Не исключено, что тогда Песчаную Язву будут поминать добрым словом да сущим пустяком.
— Даниил? Зачем же ты его ищешь? Если тебе нужна врачебная консультация, то боюсь, я не смогу в этом помочь, – усмехнулась Мария, подхватывая со своего туалетного столика декантер с красным вином, на вид таким густым и насыщенным, что казалось, будто бы Каина собирается разлить по бокалам кровь, —Но во всем остальном – милости прошу, – она подошла к Еве, замершей на месте около двери, и передала в ее руки напиток, жестом приглашая сесть на кушетку около окна, а сама вернулась на свое прежнее место. Мария не сводила глаз с гостьи, совершенно не задумываясь о том, что ее изучающий взгляд может приносить дискомфорт; не в привычках Каиной было заботиться о чьем-то комфорте, кроме своего собственного.
— У тебя сердце – как птица в клетке, – сказала девушка после непродолжительного молчания, за которое тишина, царящая в комнате, успела укутать с ног до головы, а потому голос Марии звучал как набат, эхо которого все еще пряталось по уголкам города, напоминая о том, что беда уже здесь, — Стучится о ребра, вырваться пытается и прокричать о чем-то хочет, да только ты тому все противишься, – Мария склонила голову на бок и ее отражение в висящем позади разбитом зеркале теперь смотрело точно в сторону Евы. Иногда казалось, что оно не менее живое, чем сама Хозяйка, а потому даже когда улыбки хищной на губах Каиной не возникало, в отражении ее рассмотреть можно было.

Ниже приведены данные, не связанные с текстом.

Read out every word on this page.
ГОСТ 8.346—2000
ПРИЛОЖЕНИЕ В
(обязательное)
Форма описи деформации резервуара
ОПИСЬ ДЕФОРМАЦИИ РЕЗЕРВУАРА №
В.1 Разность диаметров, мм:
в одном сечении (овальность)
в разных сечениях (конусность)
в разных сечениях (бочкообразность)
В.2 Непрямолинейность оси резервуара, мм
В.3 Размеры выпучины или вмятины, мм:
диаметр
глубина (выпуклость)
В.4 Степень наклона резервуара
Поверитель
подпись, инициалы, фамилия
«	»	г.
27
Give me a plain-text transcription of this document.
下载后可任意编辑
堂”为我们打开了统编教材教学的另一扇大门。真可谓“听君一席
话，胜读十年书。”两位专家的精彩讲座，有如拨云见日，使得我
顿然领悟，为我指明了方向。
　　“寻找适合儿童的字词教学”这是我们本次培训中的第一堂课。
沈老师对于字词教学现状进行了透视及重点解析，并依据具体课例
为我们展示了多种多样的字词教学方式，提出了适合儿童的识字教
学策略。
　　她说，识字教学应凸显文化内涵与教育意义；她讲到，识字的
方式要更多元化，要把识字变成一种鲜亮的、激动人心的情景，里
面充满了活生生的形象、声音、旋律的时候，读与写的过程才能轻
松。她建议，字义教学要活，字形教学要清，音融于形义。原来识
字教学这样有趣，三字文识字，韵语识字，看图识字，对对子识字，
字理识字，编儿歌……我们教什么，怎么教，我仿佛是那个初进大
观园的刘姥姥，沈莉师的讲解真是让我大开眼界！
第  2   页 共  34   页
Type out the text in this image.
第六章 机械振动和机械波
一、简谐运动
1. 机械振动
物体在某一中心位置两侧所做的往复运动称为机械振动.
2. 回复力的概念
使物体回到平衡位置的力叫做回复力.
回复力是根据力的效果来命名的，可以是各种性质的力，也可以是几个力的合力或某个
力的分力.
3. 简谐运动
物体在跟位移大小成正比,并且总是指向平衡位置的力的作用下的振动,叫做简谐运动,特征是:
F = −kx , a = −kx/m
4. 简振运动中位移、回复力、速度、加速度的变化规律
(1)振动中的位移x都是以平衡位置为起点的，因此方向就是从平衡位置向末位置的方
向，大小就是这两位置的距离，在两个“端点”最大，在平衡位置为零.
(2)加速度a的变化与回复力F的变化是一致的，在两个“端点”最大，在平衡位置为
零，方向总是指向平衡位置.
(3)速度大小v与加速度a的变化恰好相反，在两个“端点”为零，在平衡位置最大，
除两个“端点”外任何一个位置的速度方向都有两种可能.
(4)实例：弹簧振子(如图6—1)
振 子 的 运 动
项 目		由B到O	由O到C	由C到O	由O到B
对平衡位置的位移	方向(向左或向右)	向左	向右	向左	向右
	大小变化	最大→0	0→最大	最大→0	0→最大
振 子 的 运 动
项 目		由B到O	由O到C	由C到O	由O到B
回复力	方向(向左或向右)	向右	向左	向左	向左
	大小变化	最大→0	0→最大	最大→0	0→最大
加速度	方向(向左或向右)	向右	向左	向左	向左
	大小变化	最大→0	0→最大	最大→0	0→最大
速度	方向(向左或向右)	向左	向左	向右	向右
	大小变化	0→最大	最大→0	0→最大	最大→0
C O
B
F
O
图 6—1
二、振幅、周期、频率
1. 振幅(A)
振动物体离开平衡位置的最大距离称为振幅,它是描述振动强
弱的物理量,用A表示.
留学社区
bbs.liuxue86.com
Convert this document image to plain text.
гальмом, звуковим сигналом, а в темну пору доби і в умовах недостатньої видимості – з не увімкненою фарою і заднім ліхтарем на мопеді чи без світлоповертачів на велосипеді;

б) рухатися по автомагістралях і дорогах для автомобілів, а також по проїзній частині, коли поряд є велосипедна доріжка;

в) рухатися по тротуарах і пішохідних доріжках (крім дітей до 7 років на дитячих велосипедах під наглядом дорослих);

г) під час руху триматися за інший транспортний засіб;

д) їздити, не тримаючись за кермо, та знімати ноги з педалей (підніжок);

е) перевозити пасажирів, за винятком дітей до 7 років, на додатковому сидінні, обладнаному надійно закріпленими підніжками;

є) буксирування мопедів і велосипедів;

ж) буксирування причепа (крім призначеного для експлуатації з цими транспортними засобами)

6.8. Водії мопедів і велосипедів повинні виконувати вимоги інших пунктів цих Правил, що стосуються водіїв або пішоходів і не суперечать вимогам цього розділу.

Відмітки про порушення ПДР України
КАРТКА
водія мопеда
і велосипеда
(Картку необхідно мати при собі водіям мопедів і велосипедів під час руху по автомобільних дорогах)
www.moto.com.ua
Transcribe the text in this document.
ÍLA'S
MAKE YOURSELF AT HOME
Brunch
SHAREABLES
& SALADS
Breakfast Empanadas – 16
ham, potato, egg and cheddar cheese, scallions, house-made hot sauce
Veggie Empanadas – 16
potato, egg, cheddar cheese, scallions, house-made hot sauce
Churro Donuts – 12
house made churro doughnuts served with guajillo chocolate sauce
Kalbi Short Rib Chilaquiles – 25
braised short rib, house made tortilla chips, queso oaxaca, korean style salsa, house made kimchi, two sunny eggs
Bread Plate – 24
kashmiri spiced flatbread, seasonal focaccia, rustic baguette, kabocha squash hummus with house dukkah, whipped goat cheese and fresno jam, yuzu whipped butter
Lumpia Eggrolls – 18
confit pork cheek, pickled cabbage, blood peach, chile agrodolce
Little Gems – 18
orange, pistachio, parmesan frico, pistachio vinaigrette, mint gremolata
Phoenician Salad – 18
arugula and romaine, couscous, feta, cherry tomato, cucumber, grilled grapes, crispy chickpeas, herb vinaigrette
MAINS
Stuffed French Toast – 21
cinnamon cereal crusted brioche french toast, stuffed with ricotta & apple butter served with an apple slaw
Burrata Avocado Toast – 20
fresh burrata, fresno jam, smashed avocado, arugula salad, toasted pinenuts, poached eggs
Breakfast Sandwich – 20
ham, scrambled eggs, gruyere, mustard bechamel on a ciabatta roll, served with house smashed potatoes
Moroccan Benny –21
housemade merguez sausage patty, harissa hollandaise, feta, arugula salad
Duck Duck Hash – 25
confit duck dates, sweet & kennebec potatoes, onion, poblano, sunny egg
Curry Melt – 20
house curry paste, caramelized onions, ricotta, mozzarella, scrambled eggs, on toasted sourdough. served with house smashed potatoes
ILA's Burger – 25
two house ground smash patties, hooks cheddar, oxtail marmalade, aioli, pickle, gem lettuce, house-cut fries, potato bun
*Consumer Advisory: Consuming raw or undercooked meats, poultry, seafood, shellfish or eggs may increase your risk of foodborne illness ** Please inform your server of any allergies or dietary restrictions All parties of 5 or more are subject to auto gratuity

— Почему? – располагающий и мягкий тон на мгновение сменился грозным, дознавательным, будто бы не в гости заглянула Ева Ян, а на допрос угодила. Сверкнули в полумраке недобро темные глаза Марии, но она тут же рукой по волосам провела и поигралась пальцами с серьгой из драгоценных камней в своем ухе, а затем улыбнулась легко, почти что беззлобно, намекая на то, что готова выслушать девушку.
Она всегда так делала – перебирала пальцами в воздухе, маскируя под ничем не примечательной привычкой то, что на самом деле готовится длинные когти свои вонзить как можно глубже в душу человека, за советом к ней пришедшего, и вынуть изнутри все тепло без остатка. Растоптать, разбить, чтобы в итоге своей воле подчинить.